A pilot programme allowing religious tourists to file biometric data in their home countries has been hailed as a success, according to the Saudi Ministry of Interior, and the country will look to further grow the role of technology in its bid to ease arrivals into the country.

“For the past year we have been working to allow religious tourists from Indonesia and Malaysia to file biometric data in their home countries. That pilot initiative has been a success and we will now look to expand the programme to other countries soon,” said Naji Mohammed Al Qahtani, director general of IT at the Saudi Ministry of Interior told Arabian Business.

“Tourists from those countries clear immigration much earlier than before when they had to provide finger prints and data on arrival into Saudi Arabia, and this has helped reduce the long queues at the airport during peak Hajj and Umrah seasons,” he added. Al Qahtani was speaking to Arabian Business on the first day of the Gulf Information Technology Exhibition (GITEX) being held in Dubai from October 14-18 at the Dubai World Trade Centre.

“The success of the initiative is also giving us the motivation to pursue other ways to faciliate tourist arrivals into the country,” Al Qahtani added. Among those initiatives are a centralised platform through which Saudi authorities including customs, immigration and police, can communicate and share data and documentation.

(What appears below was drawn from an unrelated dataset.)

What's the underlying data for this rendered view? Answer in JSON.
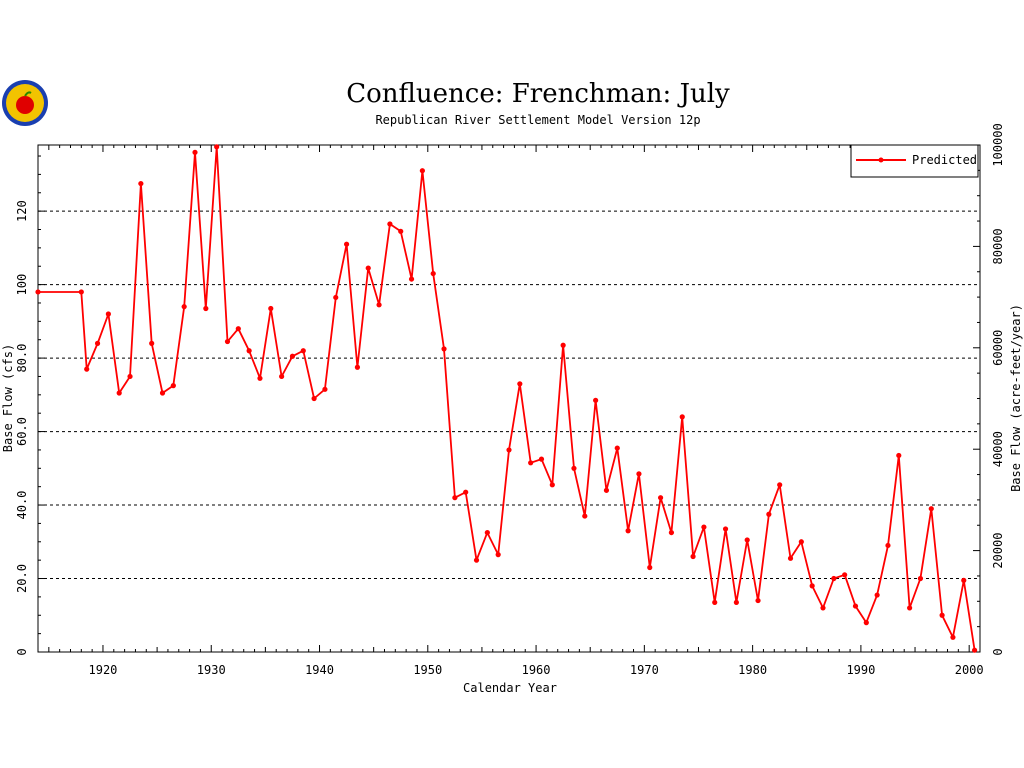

“This is now a top priority for the MoI. It will make travelling to the country easier, and will also improve the efficiency of services between the various government departments,” Al Qahtani added. Saudi Arabia is working to boost religious tourism in the country, announcing $50 billion in initiatives to attract 30 million visitors by 2030. Tourism currently accounts for roughly 3.5 percent of the country’s GDP. Saudi Arabia is investing significantly in religious heritage sights, aviation, as well as hospitality offerings around the country.

The country’s 2020 National Transformation Plan and Vision 2030 initiative place a major impetus on boosting tourism’s contribution to the economy as it looks diversify away from its dependence on oil revenues. The Saudi Ministry of Interior’s pavillion at GITEX has been designed to depict a future vision of how the country is looking to become “smarter” in its plans to handle a growing number of tourists into the country.

“It is essential as we look to achieve vision 2030 that all Saudi government agencies are able to communicate with each other through secure channels that improve the efficiency of process,” Al Qahtani said.